Blanke Theorie und deshalb verweise ich nur auf den Unterschied zwischen Theorie und Praxis. Für ein normal ziehendes Heer wäre der Wall sicher nicht notwendig gewesen, aber wie ich bereits vorher schrieb vielleicht aus der Situation heraus. Selbst wenn es sich um ein Teilgefecht der Varusschlacht handelt, könnten einzelne Abteilungen voneinander getrennt worden sein und hätten den Feind von 3 Seiten. Da muß man was tun.

Es ist einfach völlig unsinnig, den Wall als Schanzwerk der durch den Enpass ziehenden Römer anzusehen. Der Wall hatte ganz offensichtlich nicht die Funktion, den Weg vor Angriffen vom Hang zu sichern. Seine Funktion war es, den Weg an der Engstelle zu beherrschen!

Ich finde es völlig unsinnig, wenn man als Römer stur auf ein offensichtliches Problem zumarschiert. Warum sollten Germanen eine offensichtlich strategisch günstige Position mit der möglichen Entdeckung durch das Opfer riskieren?
 
Von Cato als aktuellem pontes longi Fan würde ich weiterhin gerne eine Deutung der Knochengruben von Kalkriese lesen. Wer hat da wann wen bestattet, wenn es sich um die Schlacht an den pontes longi handelt.


Wer die Knochengruben angelegt hat, ist vollkommen ungewiss.
Auf jeden Fall widersprechen sie den Schilderungen zur Varusschlacht, die von einem einzigen Tumulus und nicht von mehreren einzelnen Knochengruben berichten.

Eine mögliche Erklärung könnte sein:
Da Germanicus 16 n.Chr. nach den Schlachten bei Idistaviso und am Angrivarierwall (im Weserbereich) zurück zur Ems zog, ist wahrscheinlich er oder eine seiner Heeresgruppen bei Kalkriese vorbei gekommen. Sie werden dort die skelettierten Gebeine jener Legionäre gefunden haben, die im Jahr zuvor in der Caecinaschlacht ums Leben kamen. Diesmal wurde kein Tumulus errichtet (Tiberius hatte den Caesar für die Totenzeremonie gerügt), sondern die Knochen hastig in der Erde verscharrt.

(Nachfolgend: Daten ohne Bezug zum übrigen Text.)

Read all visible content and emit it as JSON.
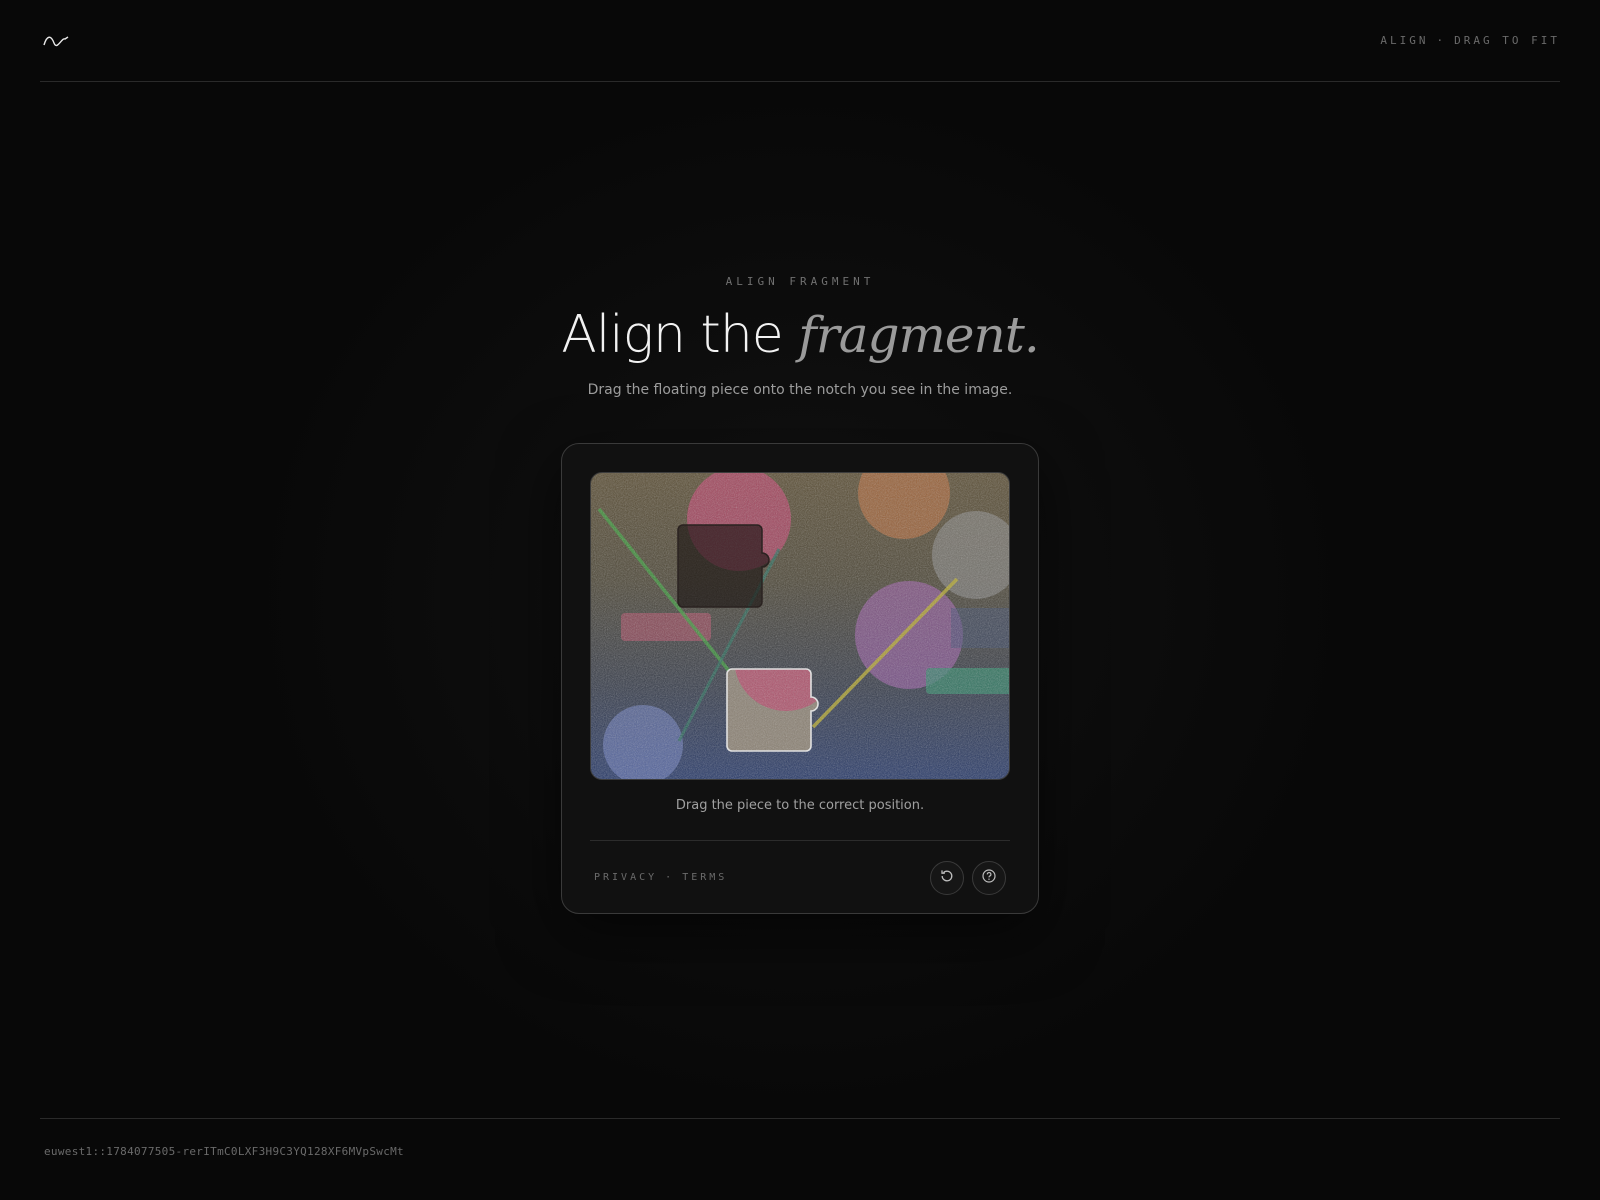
{
  "header": {
    "logo_icon": "wave-logo-icon",
    "nav_left": "ALIGN",
    "nav_separator": "·",
    "nav_right": "DRAG TO FIT"
  },
  "intro": {
    "eyebrow": "ALIGN FRAGMENT",
    "title_plain": "Align the",
    "title_emphasis": "fragment.",
    "subtitle": "Drag the floating piece onto the notch you see in the image."
  },
  "puzzle": {
    "hint": "Drag the piece to the correct position."
  },
  "card_footer": {
    "privacy": "PRIVACY",
    "separator": "·",
    "terms": "TERMS",
    "refresh_icon": "refresh-icon",
    "help_icon": "help-icon"
  },
  "footer": {
    "session_id": "euwest1::1784077505-rerITmC0LXF3H9C3YQ128XF6MVpSwcMt"
  },
  "colors": {
    "background": "#0a0a0a",
    "card": "#111111",
    "text_primary": "#f2f2f2",
    "text_muted": "#9c9c9c"
  }
}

Gegen die Varusschlachttheorie sprechen zwei wesentliche Punkte:
1.) Die meisten Knochen waren separiert, andere dagegen lagen noch im Konvolut vor, d.h. Gewebereste waren noch vorhanden. Das wäre nach sechs Jahren Liegezeit unmöglich.
2.) Die Knochengruben liegen sehr dicht beieinander. Drei Gruben im Grabungsschnitt 25 liegen jeweils ca. 5 m voneinander entfernt. Es stellt sich die Frage, warum die Römer, die diese Knochen einsammelten, den geringen Aufwand scheuten, diese Knochen zusammen zu tragen und gemeinsam unter die Erde zu bringen. Vielleicht wäre dann auch einem aufgefallen, dass sich Pferdeknochen darunter befinden, so dass man diese ausgesondert hätte.

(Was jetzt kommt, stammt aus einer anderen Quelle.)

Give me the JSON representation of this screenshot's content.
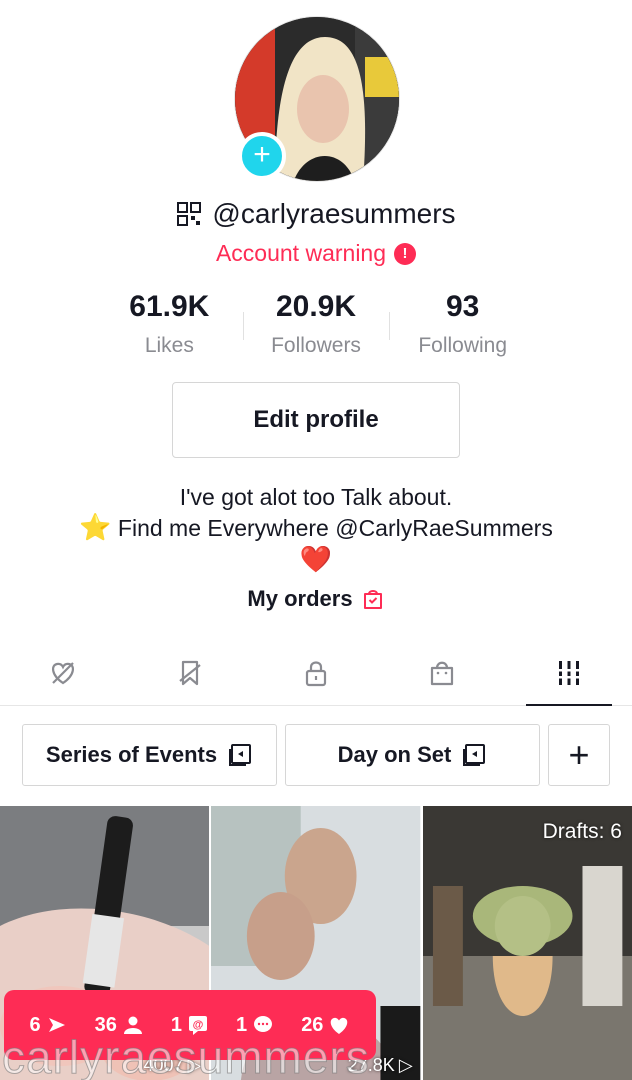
{
  "profile": {
    "username": "@carlyraesummers",
    "account_warning": "Account warning",
    "avatar_add_symbol": "+"
  },
  "stats": [
    {
      "value": "93",
      "label": "Following"
    },
    {
      "value": "20.9K",
      "label": "Followers"
    },
    {
      "value": "61.9K",
      "label": "Likes"
    }
  ],
  "edit_profile_label": "Edit profile",
  "bio": {
    "line1": "I've got alot too Talk about.",
    "line2": "Find me Everywhere @CarlyRaeSummers",
    "star": "⭐",
    "heart": "❤️"
  },
  "my_orders_label": "My orders",
  "tabs": [
    {
      "icon": "grid-icon",
      "active": true
    },
    {
      "icon": "shop-bag-icon",
      "active": false
    },
    {
      "icon": "lock-icon",
      "active": false
    },
    {
      "icon": "hidden-bookmark-icon",
      "active": false
    },
    {
      "icon": "hidden-liked-icon",
      "active": false
    }
  ],
  "playlists": {
    "add_symbol": "+",
    "items": [
      {
        "label": "Day on Set"
      },
      {
        "label": "Series of Events"
      }
    ]
  },
  "grid": {
    "drafts_label": "Drafts: 6",
    "video2_views": "27.8K",
    "video3_views": "4007"
  },
  "notification": {
    "likes": "26",
    "comments": "1",
    "mentions": "1",
    "followers": "36",
    "shares": "6"
  },
  "watermark": "carlyraesummers",
  "colors": {
    "accent": "#fe2c55",
    "avatar_add": "#20d5ec",
    "text": "#161823",
    "muted": "#8a8b91"
  }
}
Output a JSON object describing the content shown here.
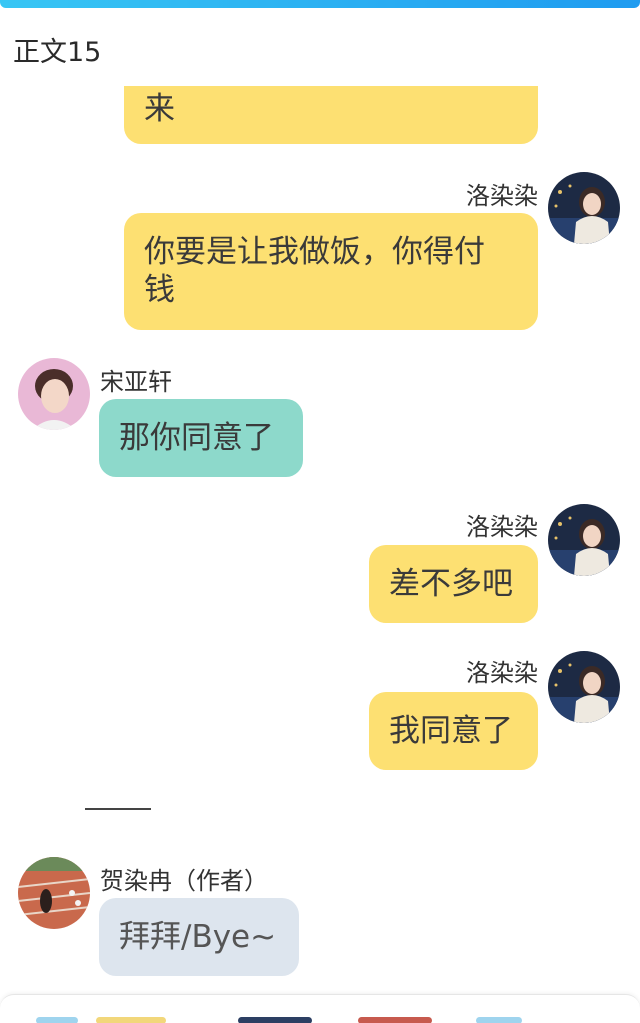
{
  "chapter_title": "正文15",
  "messages": [
    {
      "speaker": "",
      "text": "来",
      "style": "yellow"
    },
    {
      "speaker": "洛染染",
      "text": "你要是让我做饭，你得付钱",
      "line1": "你要是让我做饭，你得付",
      "line2": "钱",
      "style": "yellow"
    },
    {
      "speaker": "宋亚轩",
      "text": "那你同意了",
      "style": "teal"
    },
    {
      "speaker": "洛染染",
      "text": "差不多吧",
      "style": "yellow"
    },
    {
      "speaker": "洛染染",
      "text": "我同意了",
      "style": "yellow"
    },
    {
      "speaker": "贺染冉（作者）",
      "text": "拜拜/Bye~",
      "style": "grey"
    }
  ],
  "colors": {
    "yellow_bubble": "#fde072",
    "teal_bubble": "#8dd9cb",
    "grey_bubble": "#dde5ee",
    "top_bar": "#1f9bf0"
  }
}
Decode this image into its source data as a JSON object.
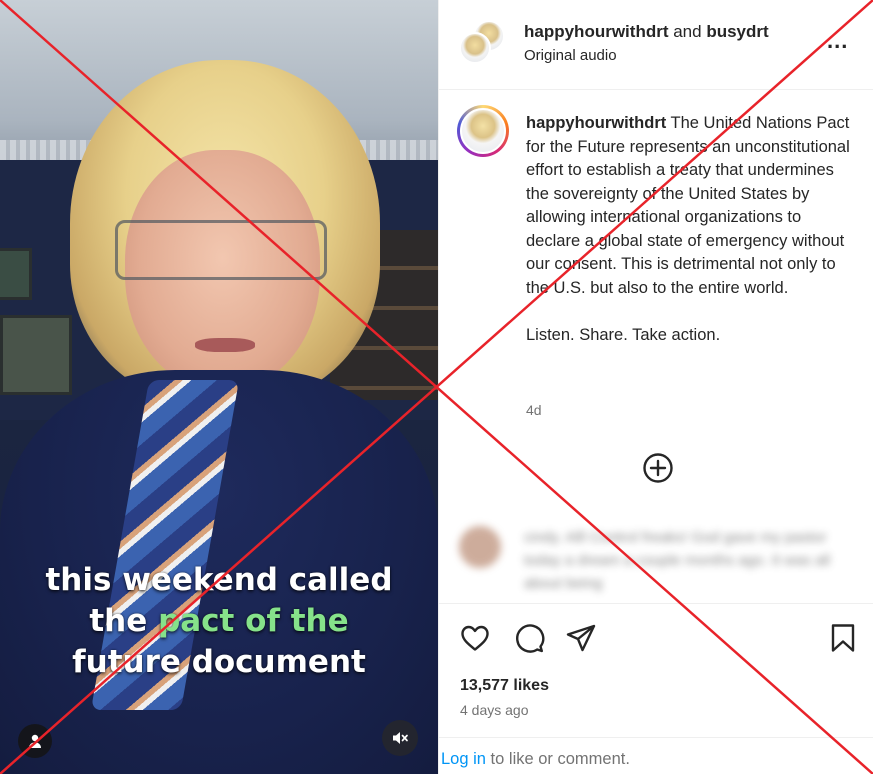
{
  "video": {
    "caption_line1": "this weekend called",
    "caption_line2_white": "the ",
    "caption_line2_green": "pact of the",
    "caption_line3": "future document",
    "caption_highlight_color": "#86e28a",
    "user_icon": "person-icon",
    "mute_icon": "speaker-muted-icon"
  },
  "header": {
    "user1": "happyhourwithdrt",
    "conjunction": "and",
    "user2": "busydrt",
    "audio": "Original audio",
    "more": "..."
  },
  "post": {
    "username": "happyhourwithdrt",
    "body": "The United Nations Pact for the Future represents an unconstitutional effort to establish a treaty that undermines the sovereignty of the United States by allowing international organizations to declare a global state of emergency without our consent. This is detrimental not only to the U.S. but also to the entire world.",
    "cta": "Listen. Share. Take action.",
    "timeago": "4d"
  },
  "comment_preview": {
    "text": "cindy. Alll Control freaks! God gave my pastor today a dream a couple months ago. It was all about being"
  },
  "actions": {
    "like_icon": "heart-icon",
    "comment_icon": "comment-bubble-icon",
    "share_icon": "paper-plane-icon",
    "save_icon": "bookmark-icon",
    "add_icon": "plus-circle-icon"
  },
  "likes": "13,577 likes",
  "date": "4 days ago",
  "login": {
    "link": "Log in",
    "rest": " to like or comment."
  },
  "overlay": {
    "mark": "red-x-overlay",
    "color": "#e8232a"
  }
}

Besonders aus Punkt 2 folgt eine ganz andere Frage:
Waren es überhaupt Römer, die diese Gruben anlegten? Auf dem jüngst entdeckten Schlachtfeld am Harzhorn wurde bereits beim ersten Grabungsschnitt eine Grube gefüllt mit einigen Pferdeknochen entdeckt. Dieser neue Fund muss zwar erst ausgewertet werden, aber es ist nicht auszuschließen, dass es sich Spuren ritueller Handlungen der Germanen handelt.
 
Zuletzt bearbeitet:
Eine 400 Meter lange Linie im Gelände hätten vier Kohorten locker absichern können. (…) Man stellt die vier (oder meinetwegen sechs) Kohorten in Schlachtreihe auf, lässt sie den Hang hinaufrücken - und hat in deren Rücken einen freien und sicheren Marschweg für die restlichen Truppen und den Tross, ohne dass das Gelände durch das Abstechen von Rasensoden in einen knietiefen Sumpf verwandelt worden ist.

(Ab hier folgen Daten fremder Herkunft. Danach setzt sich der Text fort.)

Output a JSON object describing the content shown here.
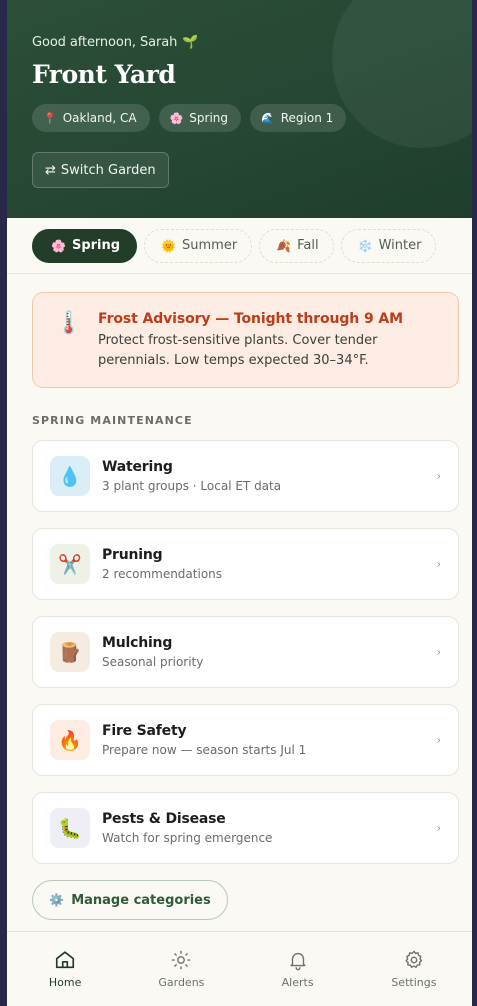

Respekt, Du bist ein genialer Taktiker!
Man kann also durch die Engstelle am Oberesch marschieren, wenn man vier (oder deinetwegen sechs) Kohorten zum Flankenschutz postiert. So einfach ist das! Warum ist Varus nicht darauf gekommen? Wenn Varus dich dabei gehabt hätte, hätte er am „germanischen Wall“ locker vorbeimarschieren können und wir alle würden heute eine romanische Sprache sprechen.
 
Ich finde es völlig unsinnig, wenn man als Römer stur auf ein offensichtliches Problem zumarschiert. Warum sollten Germanen eine offensichtlich strategisch günstige Position mit der möglichen Entdeckung durch das Opfer riskieren?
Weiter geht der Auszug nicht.